Many years ago, in Los Angeles, I and other concerned parents and Native people, confronted the Los Angeles Unified School District (LAUSD), about the demeaning and racist use of Native images as mascots in schools. We fortunately prevailed in convincing the school board that they, the teachers and the schools, should be in the business of enlightening the youth, not teaching them to discriminate or make fun of another race through the use of imagery such as a demeaning mascot, and they saw the common sense of our appeal. They unanimously agreed, and racially-based mascots were longer allowed within the LAUSD. Some outstanding learning institutions have served as examples of doing the right thing; Stanford University in California and other colleges have also realized their mistakes and wisely changed their mascot image. The NCAA has admirably taken a zero-tolerance stance against member schools who retain Native and discriminatory mascots by not allowing them to compete, and hence the grinding and prolonged effort by UND to phase out their Fighting Sioux mascot.

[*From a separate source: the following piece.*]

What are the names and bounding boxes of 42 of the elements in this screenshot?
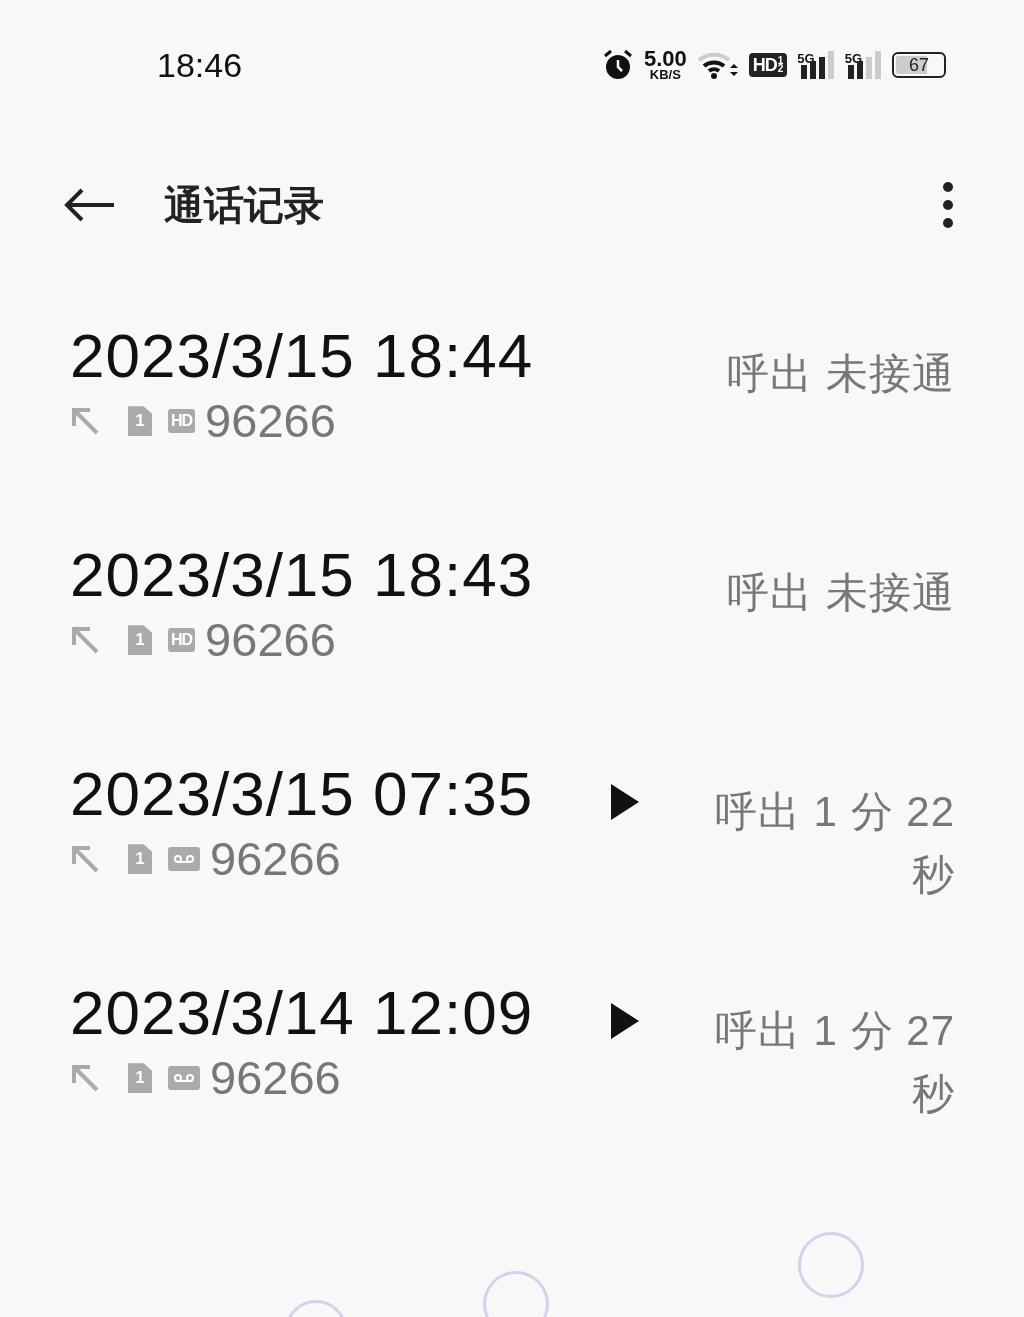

There are still many schools and colleges that cling to these racist, demeaning, and cartoonish images that they refer to as "honoring" mascots. As a federal and state taxpayer, I am appalled that my tax money is going to fund schools that retain these racist image mascots. Special mention and kudos are in order for the state of Oregon, which has recently outlawed the existence of Native mascots in their schools, and I would encourage other states to follow their lead.
Some of these mascots have existed for quite a long time at some of these schools, but tradition is still no excuse for their continued use. Do the right thing and get rid of them. America has always been a work in progress. At one time women were not allowed to vote, but that was changed because it was not right. African Americans were used as slaves, and that was changed because it was not right, so why continue to allow continued use of Native themed mascots? They hurt Native children and contribute to their low self-esteem and cause other sociological problems for an undeserving people. There is no logical human reason for their existence under any circumstance in today's diverse mainstream society. In denying any race of people the freedom from degrading imagery — in schools, of all places — is to accept that America is only for a chosen few. And that is not the America I know.
We as a society are better than that. We have too much on our proverbial plate to continue to demean and degrade a proud race of people. If we collectively profess that our children are special, then why burden them with mixed messages? How can we teach them in school about respecting others, while depriving a group of their self-esteem with cartoonish images of their ancestry? Today, as America prepares to celebrate its birthday, and a nation of people take pride in being an American, do not allow its brilliance to be tarnished by accepting the status quo. Be willing to learn from the past, accept the diversity that exists, and press for the respect of all those who call themselves Americans — especially the first Americans.
I personally want to thank all those colleagues of mine who over the years have had to endure countless acts of racism by those who would have you believe that this subject does not deserve discussion, let alone change. It is, undeniably, a matter of respect.
Pilamaya pelo. Thank you — and have a great FOURTH OF JULY!